L'Histoire en bulles n°8 : Le Maître d'armes

Archimède
Thématique
13 janvier
2021
L'Histoire en bulles n°8 : Le Maître d'armes

Le maître d'armes est une BD historique qui a eu son petit effet à sa sortie en 2015. Un succès surprenant qui a résonné jusqu'en extrême-Orient car l'album a été primé au Japon où il a reçu la récompense de manga international. Pour l'étudiant en Histoire que j'étais, cette BD suscitait suffisamment ma curiosité pour que j'aille me rendre en librairie !
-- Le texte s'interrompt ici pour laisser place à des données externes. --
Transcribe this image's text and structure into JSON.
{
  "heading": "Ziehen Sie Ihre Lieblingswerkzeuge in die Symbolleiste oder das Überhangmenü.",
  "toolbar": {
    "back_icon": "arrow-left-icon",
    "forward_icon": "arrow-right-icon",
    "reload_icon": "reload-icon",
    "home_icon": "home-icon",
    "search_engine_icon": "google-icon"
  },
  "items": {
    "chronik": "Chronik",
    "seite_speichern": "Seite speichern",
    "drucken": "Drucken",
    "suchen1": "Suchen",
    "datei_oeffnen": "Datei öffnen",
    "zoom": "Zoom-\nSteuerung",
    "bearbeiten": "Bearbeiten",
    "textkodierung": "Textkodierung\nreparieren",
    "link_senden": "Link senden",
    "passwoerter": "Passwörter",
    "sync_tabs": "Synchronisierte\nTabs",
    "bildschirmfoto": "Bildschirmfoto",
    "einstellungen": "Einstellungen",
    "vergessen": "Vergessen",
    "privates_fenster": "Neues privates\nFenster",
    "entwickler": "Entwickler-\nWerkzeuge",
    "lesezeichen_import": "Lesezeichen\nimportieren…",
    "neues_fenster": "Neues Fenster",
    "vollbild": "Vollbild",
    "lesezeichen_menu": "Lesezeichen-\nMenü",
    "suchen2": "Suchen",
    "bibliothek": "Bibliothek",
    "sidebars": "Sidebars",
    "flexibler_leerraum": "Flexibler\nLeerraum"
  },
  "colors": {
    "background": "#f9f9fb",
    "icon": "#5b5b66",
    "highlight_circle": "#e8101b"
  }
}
Je suivais le travail du scénariste Xavier Dorison depuis plusieurs albums, tant cet auteur a un intérêt particulier pour l'Histoire dont il s'abreuve pour produire des œuvres souvent hybrides, entre histoire et fantastique pour sa série Les Sentinelles (2009) qui met en scène des super-héros dans le cadre de la Grande Guerre ou encore une nouvelle série western très dynamique qui a pour personnage principal un croque-mort qui donne son nom à la BD, Undertaker, et magnifiquement dessinée par Ralph Meyer. Le dessinateur Joël Parnotte était moins connu à mes yeux mais nous offre du grand spectacle avec ce cape et d'épée édité par Dargaud.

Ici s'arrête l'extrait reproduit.